Nowadays, Cruise industry is concerned as the most rapid growing sector in hospitality industry, which the business is expanding by 8 percent annually. In some specific area such as Alaska and Caribbean, it remains the top industry that contributes to the economy. Cruising business is expanding and changing world-wide; however, the industry is little understood by the society. Today, ships are not viewed as a means of transport but as floating resorts. Mega ships were introduced to carry more than 5,000 people; new ports on call and destinations are been discovered and on the way of developing the business. However, accomplished by the booming of the industry, several issues have been risen concerns on. This journal article will discuss six issues relate to the developing trends of cruise industry: the structure of the industry and further trends; the potential passengers; the existing and potential markets and destinations; the sea-based apartment—will it be popular; the concern of safety and security which is considered as primary factor due to the terrorist attacks; and the environmental issue: should corporations be self-guarded or forced to implement regulations. The thesis statement of the article is that cruise industry will overcome the difficulties and have a fortunate future.

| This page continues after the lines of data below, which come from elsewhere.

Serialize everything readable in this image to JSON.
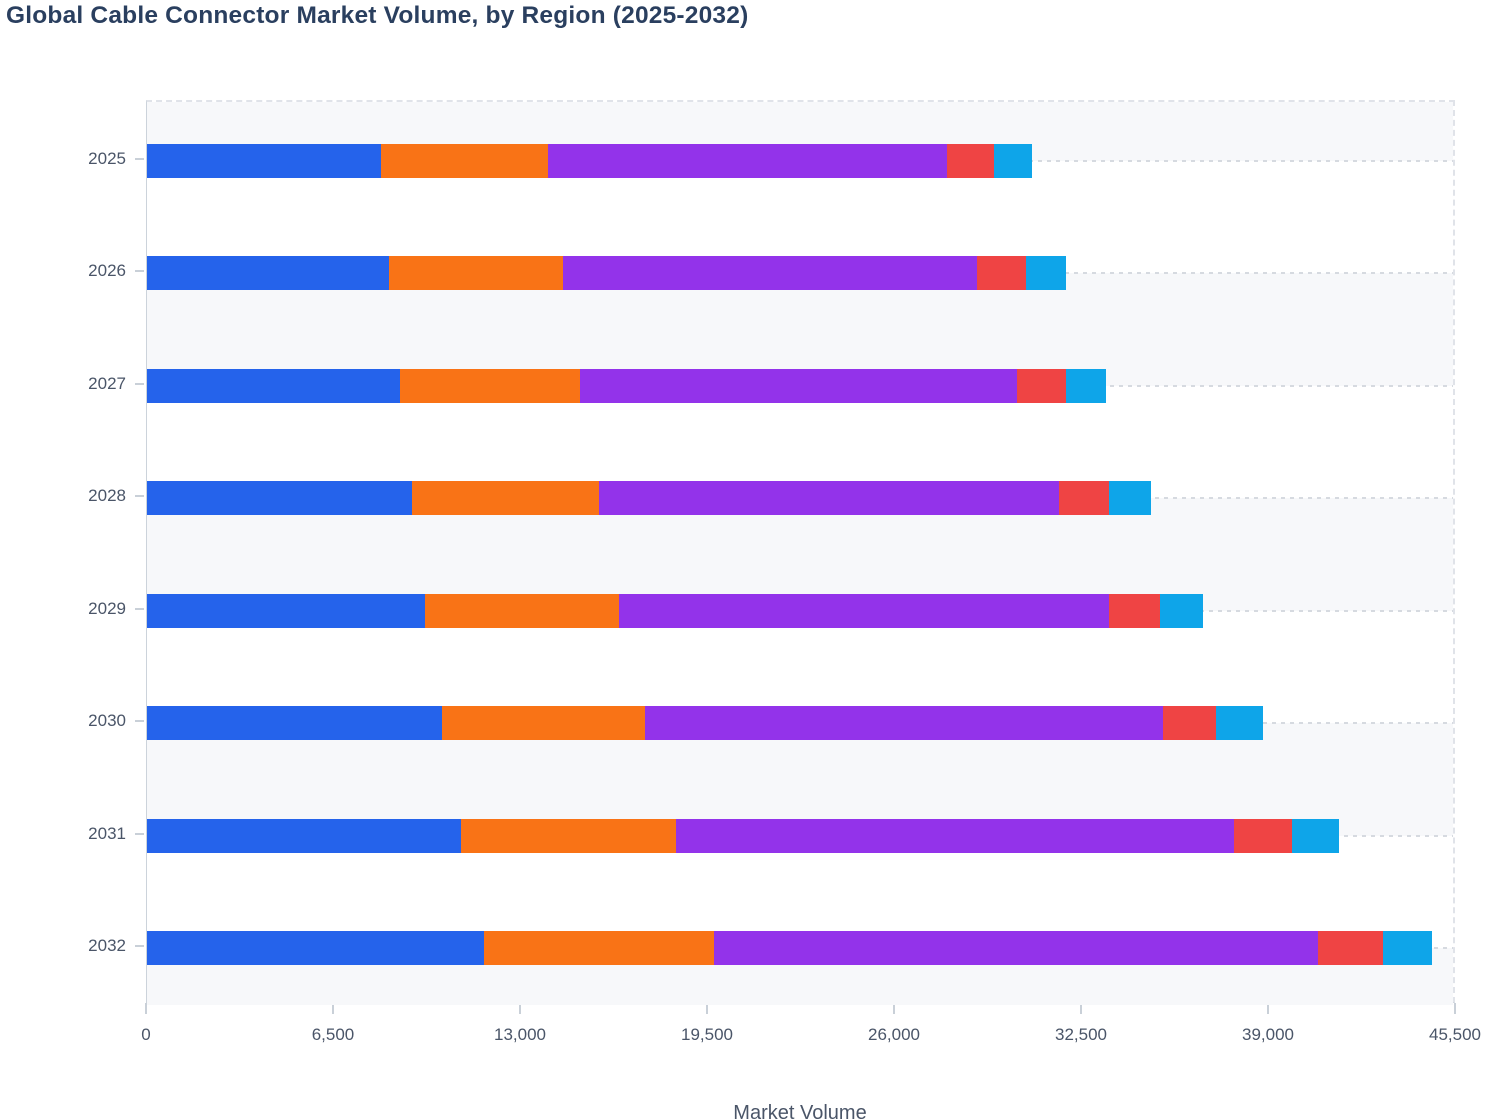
{
  "title": "Global Cable Connector Market Volume, by Region (2025-2032)",
  "chart_data": {
    "type": "bar",
    "orientation": "horizontal",
    "stacked": true,
    "title": "Global Cable Connector Market Volume, by Region (2025-2032)",
    "xlabel": "Market Volume",
    "ylabel": "",
    "categories": [
      "2025",
      "2026",
      "2027",
      "2028",
      "2029",
      "2030",
      "2031",
      "2032"
    ],
    "series": [
      {
        "name": "Blue segment",
        "color": "#2563eb",
        "values": [
          8150,
          8400,
          8800,
          9200,
          9650,
          10250,
          10900,
          11700
        ]
      },
      {
        "name": "Orange segment",
        "color": "#f97316",
        "values": [
          5800,
          6050,
          6250,
          6500,
          6750,
          7050,
          7500,
          8000
        ]
      },
      {
        "name": "Purple segment",
        "color": "#9333ea",
        "values": [
          13850,
          14400,
          15200,
          16000,
          17050,
          18000,
          19400,
          21000
        ]
      },
      {
        "name": "Red segment",
        "color": "#ef4444",
        "values": [
          1650,
          1700,
          1700,
          1750,
          1750,
          1850,
          2000,
          2250
        ]
      },
      {
        "name": "Cyan segment",
        "color": "#0ea5e9",
        "values": [
          1300,
          1400,
          1400,
          1450,
          1500,
          1650,
          1650,
          1700
        ]
      }
    ],
    "totals": [
      30750,
      31950,
      33350,
      34900,
      36700,
      38800,
      41450,
      44650
    ],
    "xlim": [
      0,
      45500
    ],
    "xticks": [
      0,
      6500,
      13000,
      19500,
      26000,
      32500,
      39000,
      45500
    ],
    "x_tick_labels": [
      "0",
      "6,500",
      "13,000",
      "19,500",
      "26,000",
      "32,500",
      "39,000",
      "45,500"
    ],
    "grid": "dashed horizontal line at each category; alternating light row bands",
    "legend_visible": false,
    "colors": {
      "title_text": "#2a3f5f",
      "tick_text": "#4a5568",
      "band_light": "#f7f8fa",
      "gridline": "#d6dae0",
      "axis_line": "#ccd3db"
    }
  }
}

The secondary research is based on both quantitative and qualitative data, include case studies, statistics and in-depth interviews. To support the secondary data, a primary research was conducted in the form of questionnaire. The sample gathered fourty international students that majoring in hospitality and tourism management in Sydney. The sample was gained from the Carrick College, International College of Management, Sydney and Holmes College. The nationalities are varies, include Sweden, Norwegian, Australian, Japanese, Korean and Chinese. The questionnaire combines ‘Yes or No’ questions, multiple choices and short answers. These questions are in line with secondary data that discussed in the journal article, identify whether people are interested and willing to experience cruising in the future. The aim of primary research is to explore whether the responses are support or against Dr Dowling (2006), Dr. Cetron (2006) and Dr. Douglas (2004)’ findings.